Der Zweck bleibt erhalten
Der Vereinsvorstand steht inmitten eines intensiven Prozesses, den er vor zwei Jahren bereits in die Wege geleitet hat, wie Vereinspräsidentin Heidi Schmid in der Gesprächsrunde mit Ingo Hauser, Leiter Geschäftsbereich Wohnen & AL Gastronomie & Hauswirtschaft, und Geschäftsführer Michael Dubach festhält. Man habe sich gemeinsam mit anderen Fachleuten zusammengesetzt, den Kanton Aargau miteinbezogen und verschiedene Modelle geprüft, so Ingo Hauser, und sei letztlich zur Rechtsform einer Stiftung «Murimoos werken und wohnen» als zukunftsweisende Ausrichtung gekommen.

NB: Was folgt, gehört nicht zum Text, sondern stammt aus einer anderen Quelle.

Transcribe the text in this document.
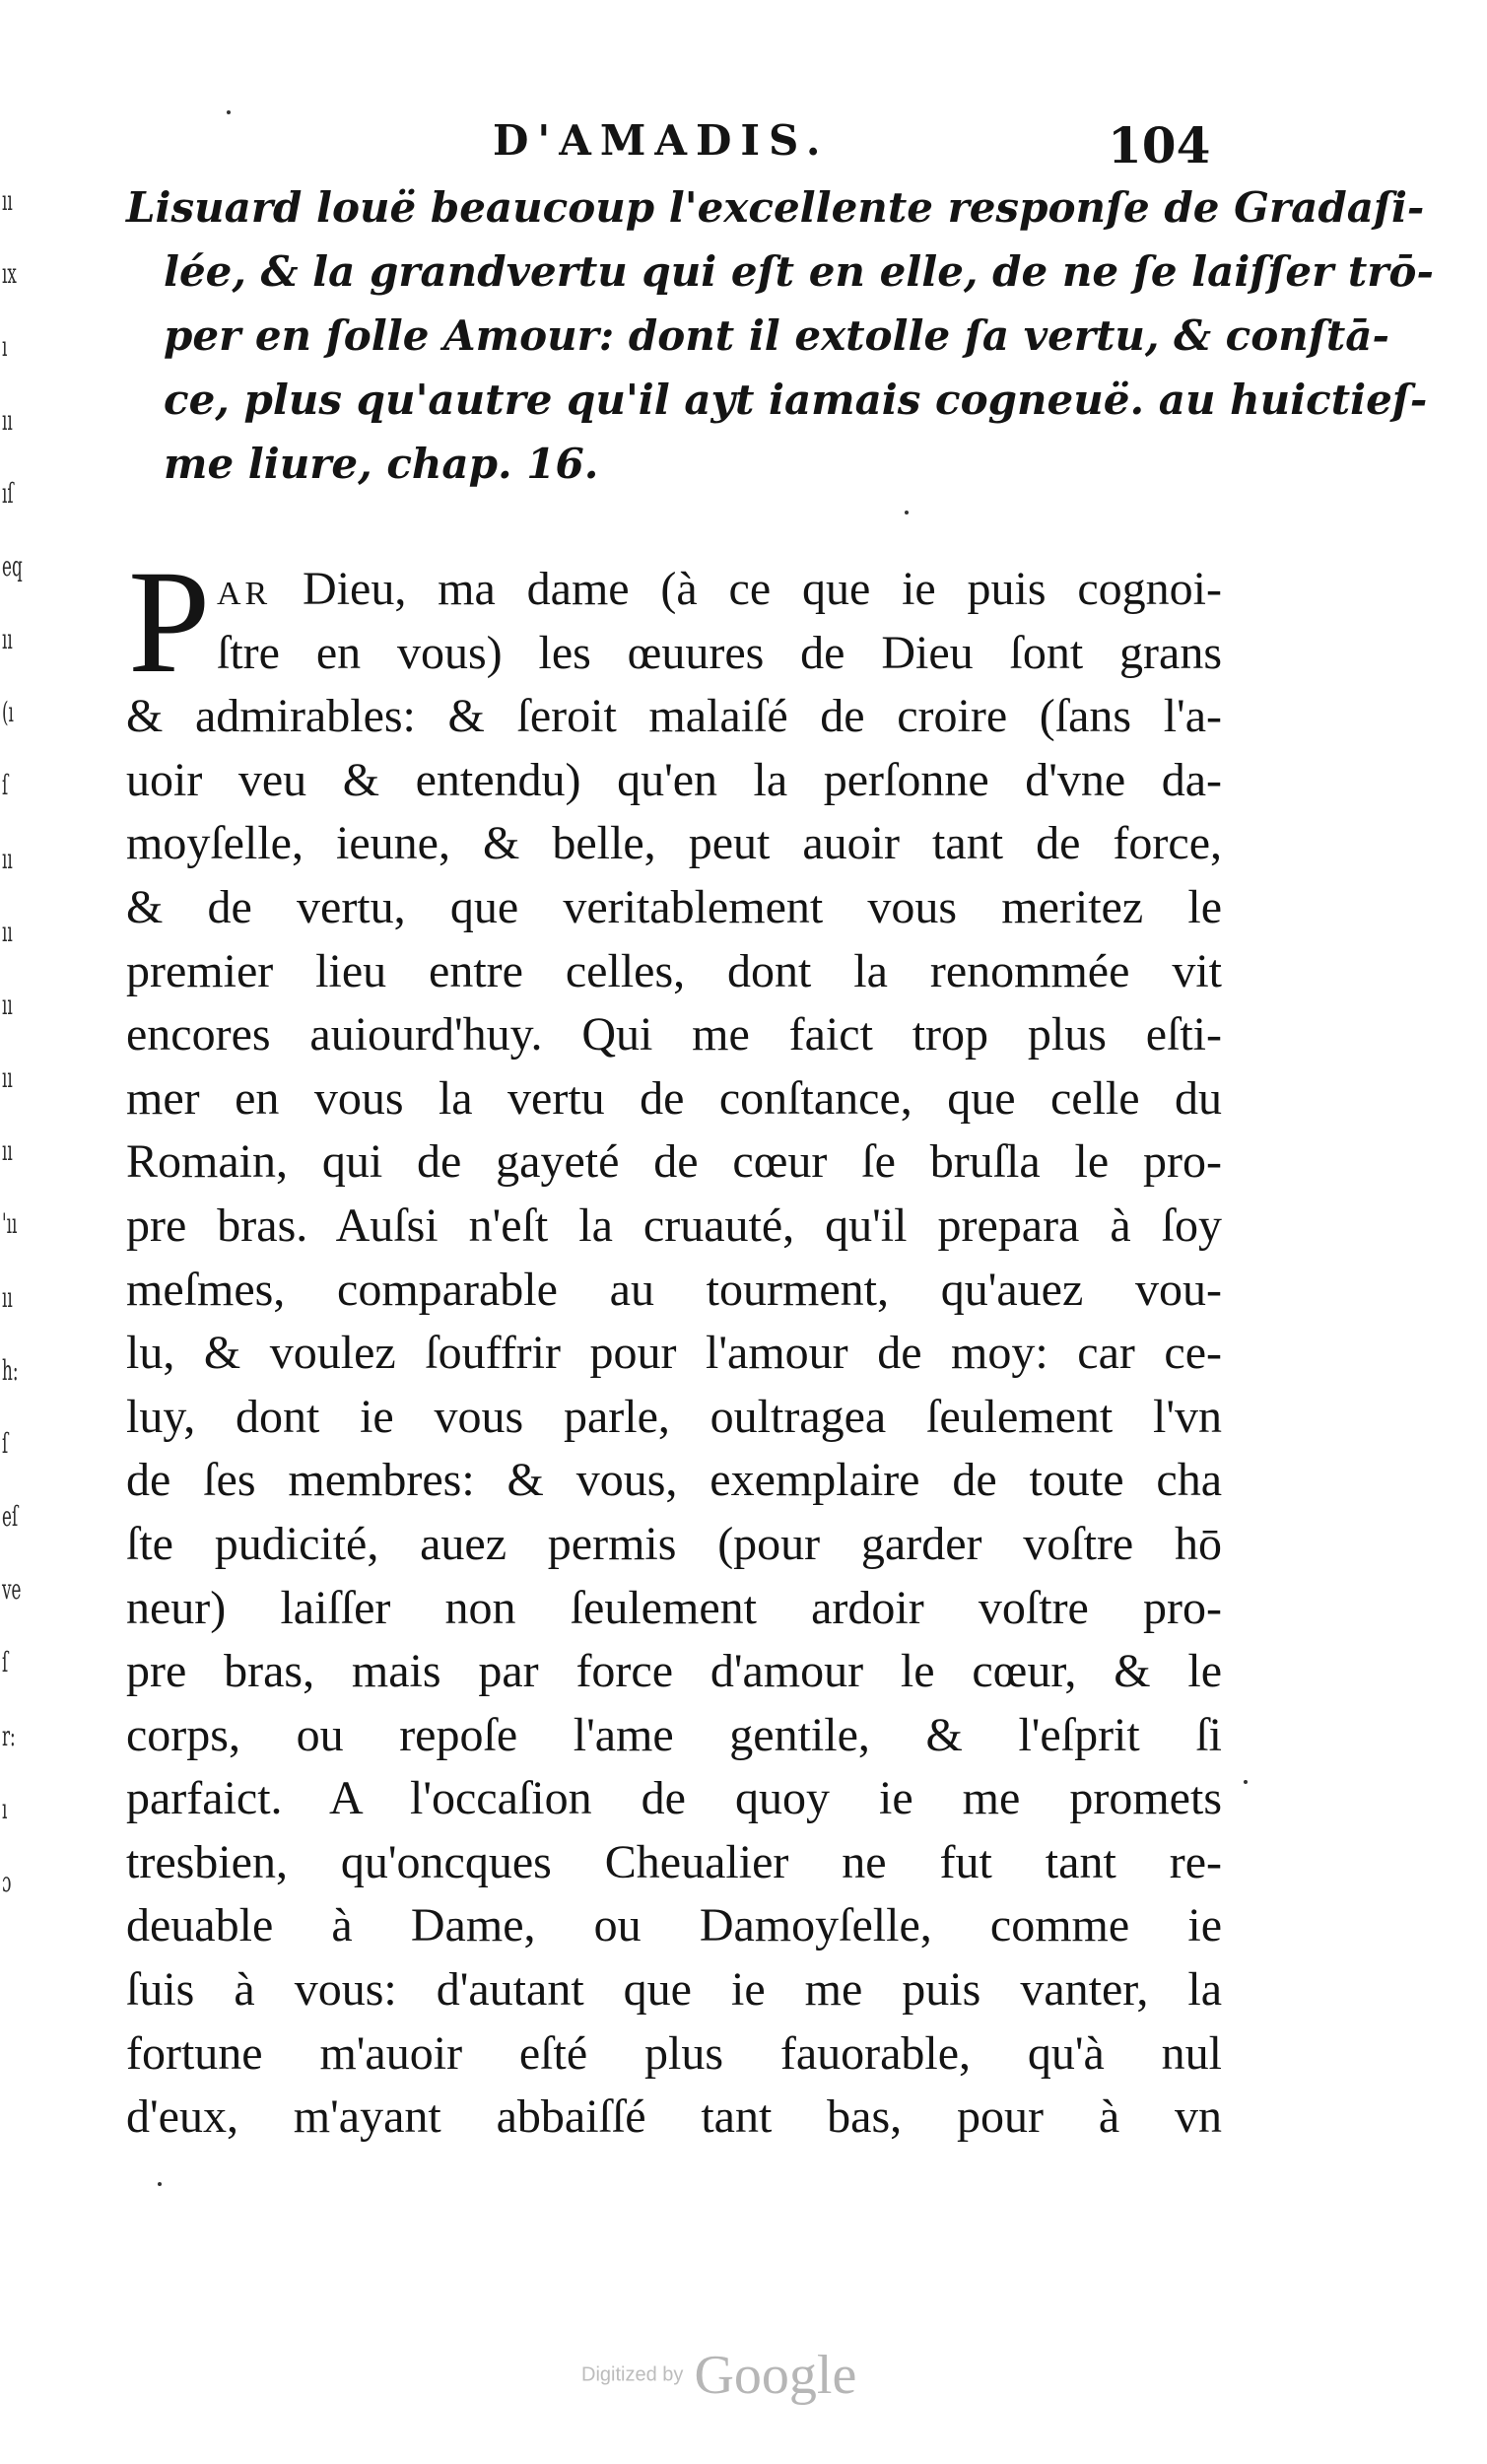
ıı
ıx
ı
ıı
ıſ
eq
ıı
(ı
ſ
ıı
ıı
ıı
ıı
ıı
'ıı
ıı
h:
ſ
eſ
ve
ſ
r:
ı
ɔ
D'AMADIS.	104
Lisuard louë beaucoup l'excellente responſe de Gradaſi-
lée, & la grandvertu qui eſt en elle, de ne ſe laiſſer trō-
per en ſolle Amour: dont il extolle ſa vertu, & conſtā-
ce, plus qu'autre qu'il ayt iamais cogneuë. au huictieſ-
me liure, chap. 16.
P AR Dieu, ma dame (à ce que ie puis cognoi-
ſtre en vous) les œuures de Dieu ſont grans
& admirables: & ſeroit malaiſé de croire (ſans l'a-
uoir veu & entendu) qu'en la perſonne d'vne da-
moyſelle, ieune, & belle, peut auoir tant de force,
& de vertu, que veritablement vous meritez le
premier lieu entre celles, dont la renommée vit
encores auiourd'huy. Qui me faict trop plus eſti-
mer en vous la vertu de conſtance, que celle du
Romain, qui de gayeté de cœur ſe bruſla le pro-
pre bras. Auſsi n'eſt la cruauté, qu'il prepara à ſoy
meſmes, comparable au tourment, qu'auez vou-
lu, & voulez ſouffrir pour l'amour de moy: car ce-
luy, dont ie vous parle, oultragea ſeulement l'vn
de ſes membres: & vous, exemplaire de toute cha
ſte pudicité, auez permis (pour garder voſtre hō
neur) laiſſer non ſeulement ardoir voſtre pro-
pre bras, mais par force d'amour le cœur, & le
corps, ou repoſe l'ame gentile, & l'eſprit ſi
parfaict. A l'occaſion de quoy ie me promets
tresbien, qu'oncques Cheualier ne fut tant re-
deuable à Dame, ou Damoyſelle, comme ie
ſuis à vous: d'autant que ie me puis vanter, la
fortune m'auoir eſté plus fauorable, qu'à nul
d'eux, m'ayant abbaiſſé tant bas, pour à vn
Digitized by Google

Die angedachte «Murimoos AG» muss die Liegenschaften und den gesamten Betrieb als Mieter aufgrund der Zielsetzungen und Statuten von «Murimoos werken und wohnen» führen, erklärte Michael Dubach. «Die Stiftung sichert den Gedanken von Murimoos und schafft weiterhin die Rahmenbedingungen den Betrieb unter Einbezug der Klient*innen und wirtschaftlich und zeitgemäss führen zu können. Das ist und bleibt unser Kernauftrag», betonte Michael Dubach. Man müsse jetzt die Einsprache- und Beschwerdefrist einhalten, damit der gefasste Beschluss aus der Abstimmung umgesetzt werden könne, so Heidi Schmid.
Es bleibt also abzuwarten, ob bei den verschiedenen An- und Einsichten ein Dialog gefunden wird. Den Bewohner*innen und dem Betrieb ist es zu wünschen, dass das Murimoos den Schritt in die Zukunft einleiten kann.